Faeser will "an Gesetz gehen" Amoklauf heizt Debatte über Waffengesetz an
10.03.2023, 21:35 UhrDer Täter von Hamburg war legal im Besitz einer Waffe. Mit ihr richtete er in einem Gemeindehaus der Zeugen Jehovas eine Bluttat an. Bundesinnenministerin Faeser stellt das deutsche Waffenrecht angesichts des verheerenden Amoklaufs auf den Prüfstand. Die Grünen machen Druck.
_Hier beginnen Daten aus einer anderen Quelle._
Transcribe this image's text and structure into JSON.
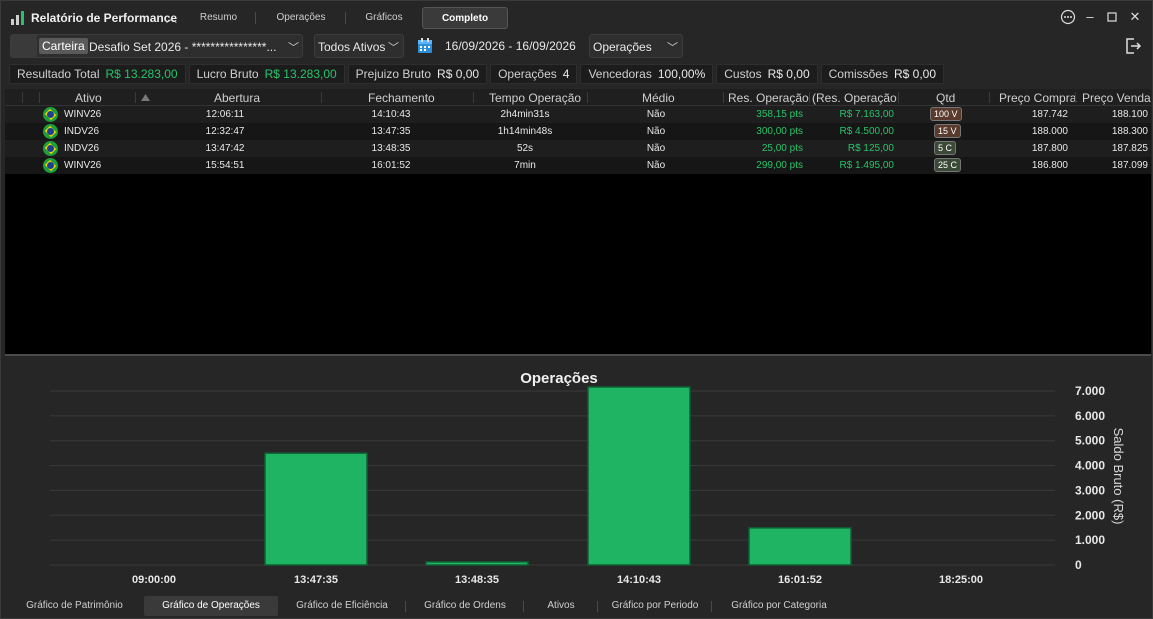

Bundesinnenministerin Nancy Faeser will nach der Amoktat von Hamburg den Entwurf zur Änderung des Waffengesetzes noch einmal prüfen. Man müsse sicherlich noch mal "an das Gesetz gehen und schauen", ob es noch Lücken gebe, sagte sie den ARD-"Tagesthemen". Im Waffengesetz solle beim Antrag auf eine Waffenbesitzkarte künftig überprüft werden, "ob jemand psychologisch geeignet ist". Dazu brauche man mit den Gesundheitsbehörden eine Überprüfung, so Faeser. "Wir wollen vor allen Dingen eine bessere Vernetzung zwischen den Behörden." Das sei zum Beispiel bei einem Wohnortwechsel wichtig.
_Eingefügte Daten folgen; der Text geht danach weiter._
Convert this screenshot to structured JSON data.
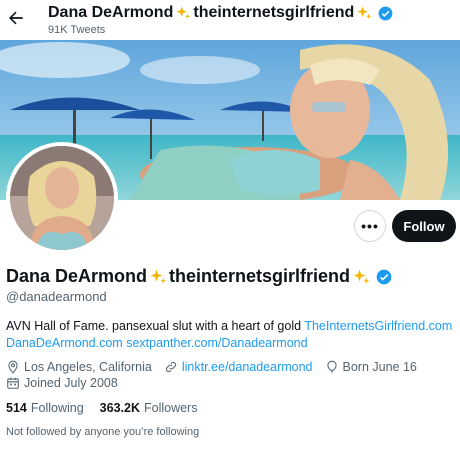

Bei der ersten Erteilung einer solchen Karte solle es ein ärztliches Attest geben. Alle Sportschützen in Deutschland ohne Hinweise regelmäßig zu untersuchen, wäre aus Faesers Sicht aber sehr schwierig. "Es sollte natürlich in Maßnahmen auch verhältnismäßig sein." Die furchtbare Tat in Hamburg zeige aber, wie notwendig Änderungen im Waffengesetz seien.
Am Donnerstagabend hatte der 35 Jahre alte Philipp F. im Hamburger Norden in einem Gemeindehaus der Zeugen Jehovas sieben Menschen und sich selbst erschossen. Bei den Schüssen hat es neben den Todesopfern auch acht Verletzte gegeben, vier von ihnen schwer. Seit dem 12. Dezember 2022 hatte sich F. im legalen Besitz einer halbautomatischen Waffe befunden. Es handelt sich auch um die Tatwaffe.
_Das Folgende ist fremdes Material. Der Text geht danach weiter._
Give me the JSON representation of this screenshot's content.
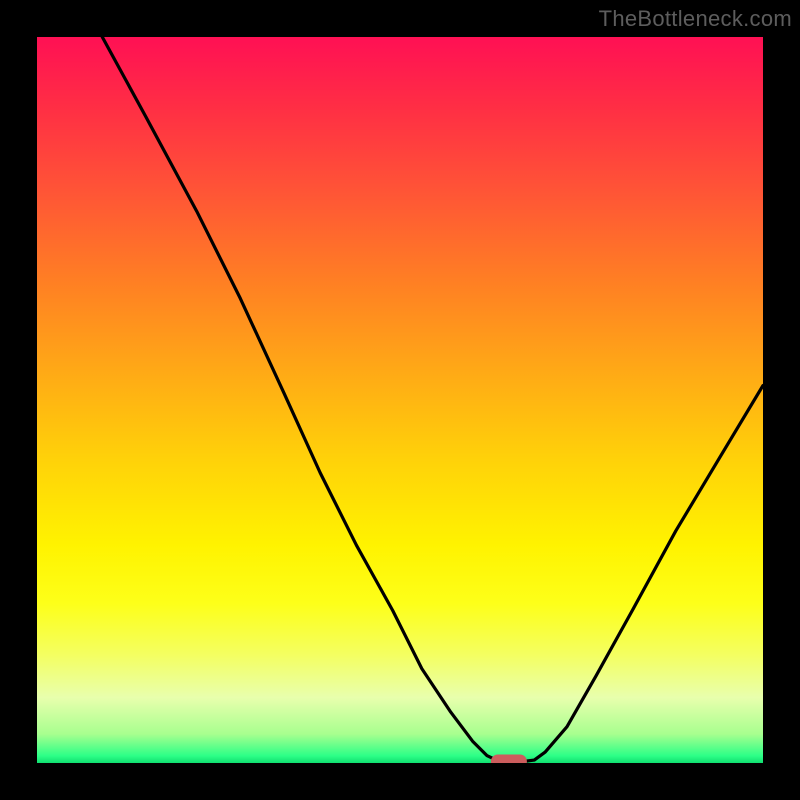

Eine Reform des Waffenrechts von Faeser scheiterte bislang unter anderem am Widerstand der FDP. Nach der Amoktat macht nun der zweite Ampel-Koalitionspartner, die Grünen, Druck. "Die schreckliche Amoktat verdeutlicht auf grausame Art das große Sicherheitsrisiko, das von Schusswaffen ausgeht", sagte Grünen-Innenpolitiker Marcel Emmerich dem Nachrichtenportal "t-online.de". "Es ist klar, dass weniger private Waffen für die öffentliche Sicherheit besser sind als mehr."
Die angedachte Waffenrechtsreform müsse die Themen Eignung und Zuverlässigkeit besonders in den Blick nehmen und dürfe nicht auf die lange Bank geschoben werden, so Emmerich. "Wir fordern schon lange, dass für den Erhalt der Waffenerlaubnis fachpsychologische Gutachten für alle vorausgesetzt werden müssen und nicht nur für Personen bis 25 Jahren wie bisher."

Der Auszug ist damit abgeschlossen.